I have a question about jobs that contains multiple join stages and their partition...

Actually, I have a PX job that contains 2 join stages (left outer join). I've set the partitionning on both stages to Hash...

The first Join has 5 keys... Key1,Key2,Key3,Key4,Key5 on the two input links. I used these keys for partitionning as well.

The second has 4 keys... the keys of the partition is a subset of the first join... Key1,Key2,Key3,Key4 (these keys are used for both, partitionning and key of the join).

It seems that if I do not check the option Perform sort on the second join stage... it does not find the corresponding record in the right part of the join (but it is there and the key definition is good)...

In other jobs, I use to have more than one join stage... but they don't have the same keys... So I didn't need to check this option on... and it always worked fine...

This is weird... I tough by partitionning correctly the join stage, it should always work fine??? Is this a Datastage bug???

Thanks.
Math

thompsonp · Post by **thompsonp** » Thu Jun 08, 2006 6:01 am

No it is not a bug.

You do not need to partition by all 5 keys in the first job (but they must be sorted by all 5). The aim is to partition as infrequently as possible to meet the needs of each stage and get a good spread of data across nodes.

Try partitioning by fields 1 to 4 in the first join and sorting by all 5 fields. Set partitioning to SAME in the 2nd join.
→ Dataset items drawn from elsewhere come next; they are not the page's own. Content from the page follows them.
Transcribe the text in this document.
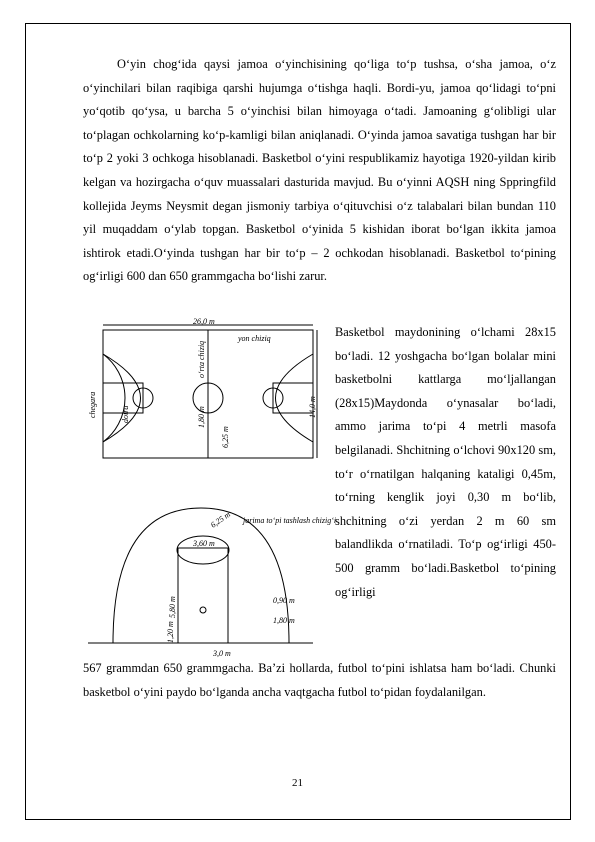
O‘yin chog‘ida qaysi jamoa o‘yinchisining qo‘liga to‘p tushsa, o‘sha jamoa, o‘z o‘yinchilari bilan raqibiga qarshi hujumga o‘tishga haqli. Bordi-yu, jamoa qo‘lidagi to‘pni yo‘qotib qo‘ysa, u barcha 5 o‘yinchisi bilan himoyaga o‘tadi. Jamoaning g‘olibligi ular to‘plagan ochkolarning ko‘p-kamligi bilan aniqlanadi. O‘yinda jamoa savatiga tushgan har bir to‘p 2 yoki 3 ochkoga hisoblanadi. Basketbol o‘yini respublikamiz hayotiga 1920-yildan kirib kelgan va hozirgacha o‘quv muassalari dasturida mavjud. Bu o‘yinni AQSH ning Sppringfild kollejida Jeyms Neysmit degan jismoniy tarbiya o‘qituvchisi o‘z talabalari bilan bundan 110 yil muqaddam o‘ylab topgan. Basketbol o‘yinida 5 kishidan iborat bo‘lgan ikkita jamoa ishtirok etadi.O‘yinda tushgan har bir to‘p – 2 ochkodan hisoblanadi. Basketbol to‘pining og‘irligi 600 dan 650 grammgacha bo‘lishi zarur.

26,0 m
yon chiziq
14,0 m
o‘rta chiziq
1,80 m
6,25 m
chegara	doira
3,60 m
jarima to‘pi tashlash chizig‘i
5,80 m
3,0 m
1,20 m
0,90 m
1,80 m
6,25 m

Basketbol maydonining o‘lchami 28x15 bo‘ladi. 12 yoshgacha bo‘lgan bolalar mini basketbolni kattlarga mo‘ljallangan (28x15)Maydonda o‘ynasalar bo‘ladi, ammo jarima to‘pi 4 metrli masofa belgilanadi. Shchitning o‘lchovi 90x120 sm, to‘r o‘rnatilgan halqaning kataligi 0,45m, to‘rning kenglik joyi 0,30 m bo‘lib, shchitning o‘zi yerdan 2 m 60 sm balandlikda o‘rnatiladi. To‘p og‘irligi 450-500 gramm bo‘ladi.Basketbol to‘pining og‘irligi

567 grammdan 650 grammgacha. Ba’zi hollarda, futbol to‘pini ishlatsa ham bo‘ladi. Chunki basketbol o‘yini paydo bo‘lganda ancha vaqtgacha futbol to‘pidan foydalanilgan.

21
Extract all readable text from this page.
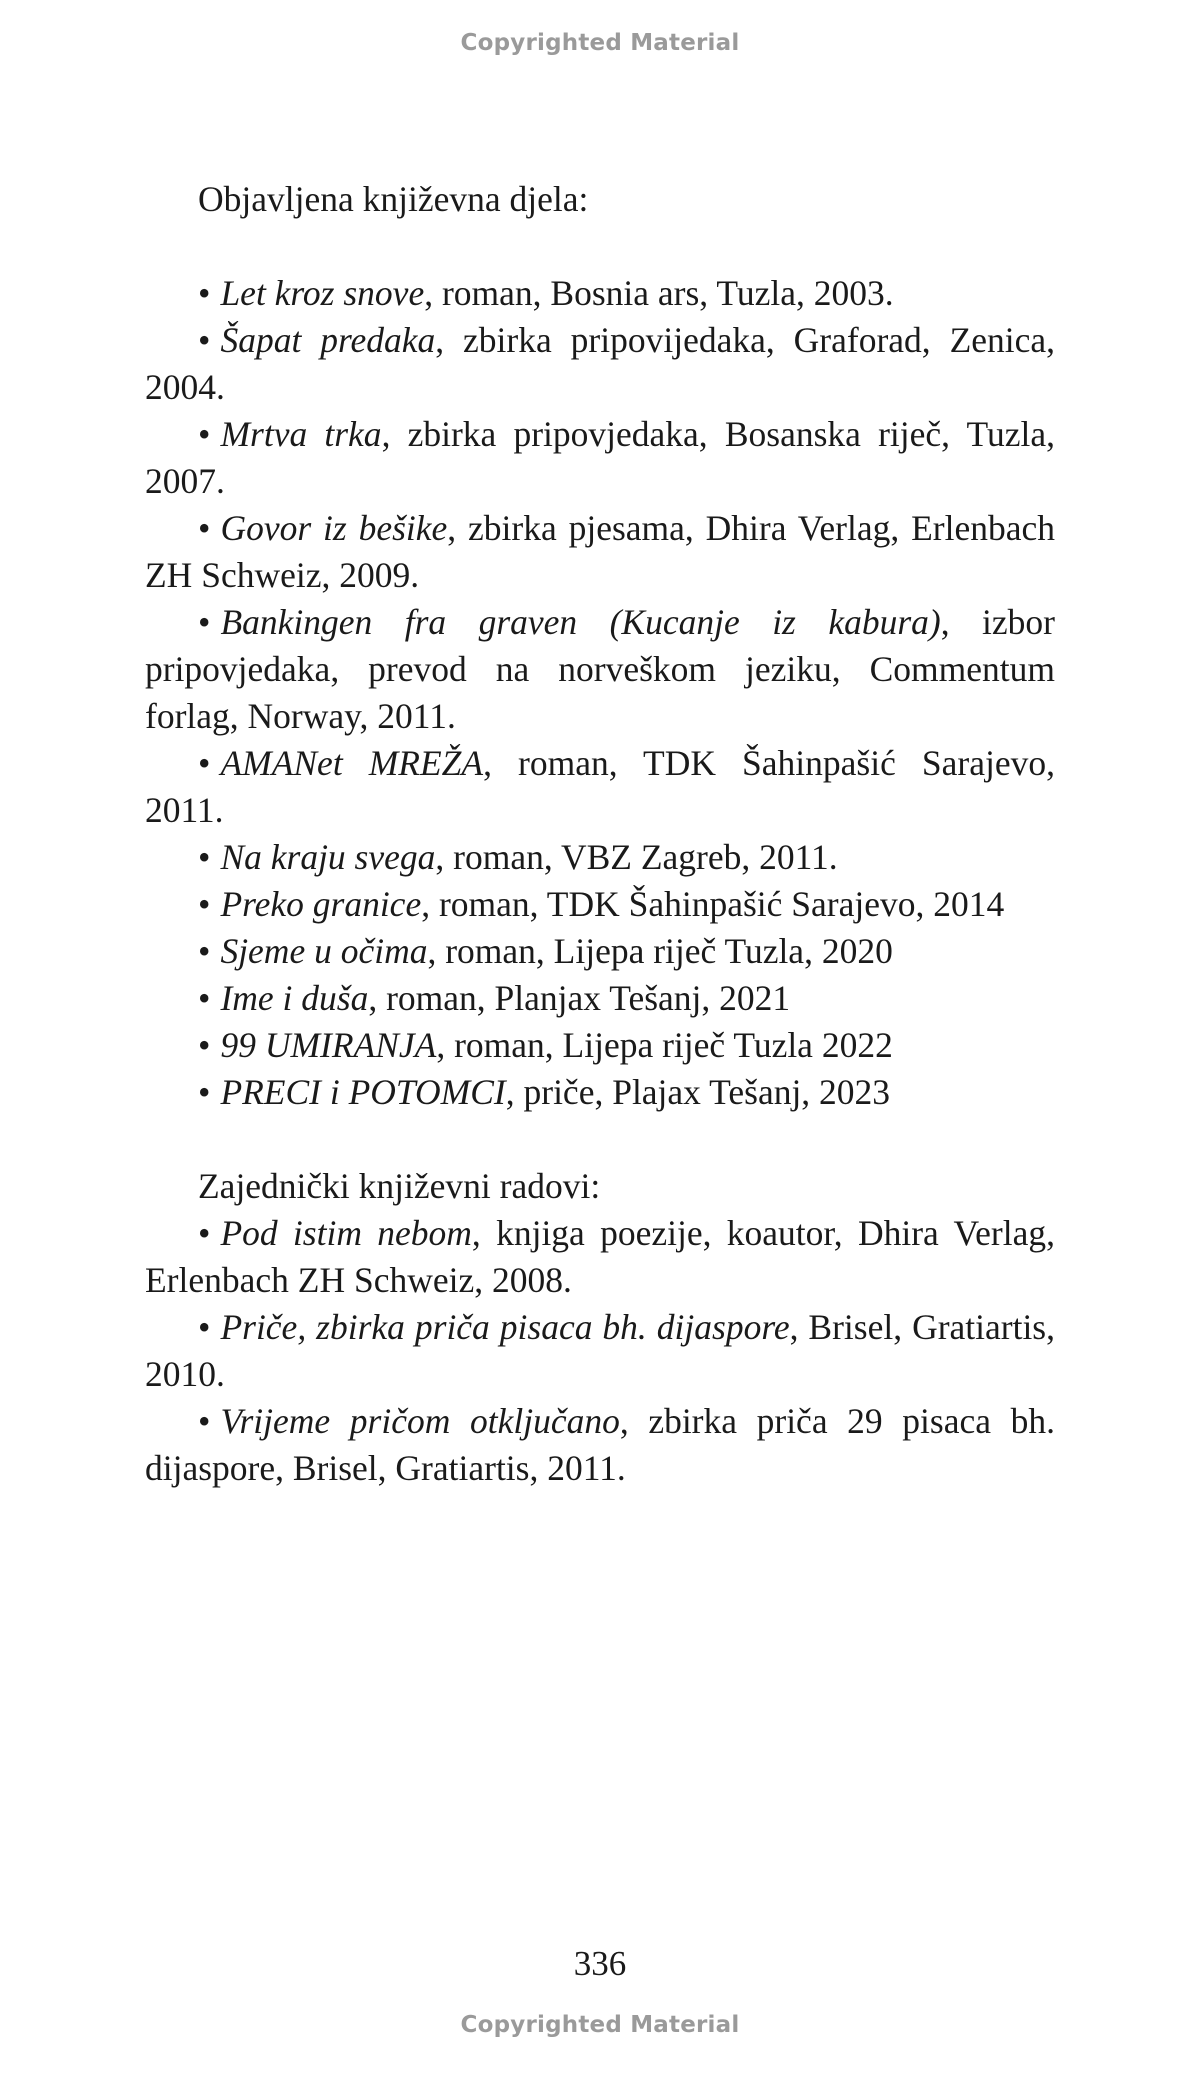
Copyrighted Material

Objavljena književna djela:

• Let kroz snove, roman, Bosnia ars, Tuzla, 2003.

• Šapat predaka, zbirka pripovijedaka, Graforad, Zenica, 2004.

• Mrtva trka, zbirka pripovjedaka, Bosanska riječ, Tuzla, 2007.

• Govor iz bešike, zbirka pjesama, Dhira Verlag, Erlenbach ZH Schweiz, 2009.

• Bankingen fra graven (Kucanje iz kabura), izbor pripovjedaka, prevod na norveškom jeziku, Commentum forlag, Norway, 2011.

• AMANet MREŽA, roman, TDK Šahinpašić Sarajevo, 2011.

• Na kraju svega, roman, VBZ Zagreb, 2011.

• Preko granice, roman, TDK Šahinpašić Sarajevo, 2014

• Sjeme u očima, roman, Lijepa riječ Tuzla, 2020

• Ime i duša, roman, Planjax Tešanj, 2021

• 99 UMIRANJA, roman, Lijepa riječ Tuzla 2022

• PRECI i POTOMCI, priče, Plajax Tešanj, 2023

Zajednički književni radovi:

• Pod istim nebom, knjiga poezije, koautor, Dhira Verlag, Erlenbach ZH Schweiz, 2008.

• Priče, zbirka priča pisaca bh. dijaspore, Brisel, Gratiartis, 2010.

• Vrijeme pričom otključano, zbirka priča 29 pisaca bh. dijaspore, Brisel, Gratiartis, 2011.

336
Copyrighted Material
kumar_s · Post by **kumar_s** » Thu Jun 08, 2006 8:10 am

Say you have four nodes. And the data for the first join be,

key1 key2 key3 key4 key5
w x y z 1
w x y z 2
w x y z 3
w x y z 4

If you make hash partition on all the 5 keys, each record will go into each partion (most probably). If you make hash partiton on first four records all the above four recod will go into a single partion.
And that is the reason you dont find the match for four records execpt one, in the second join (if the subset of keys is chosed).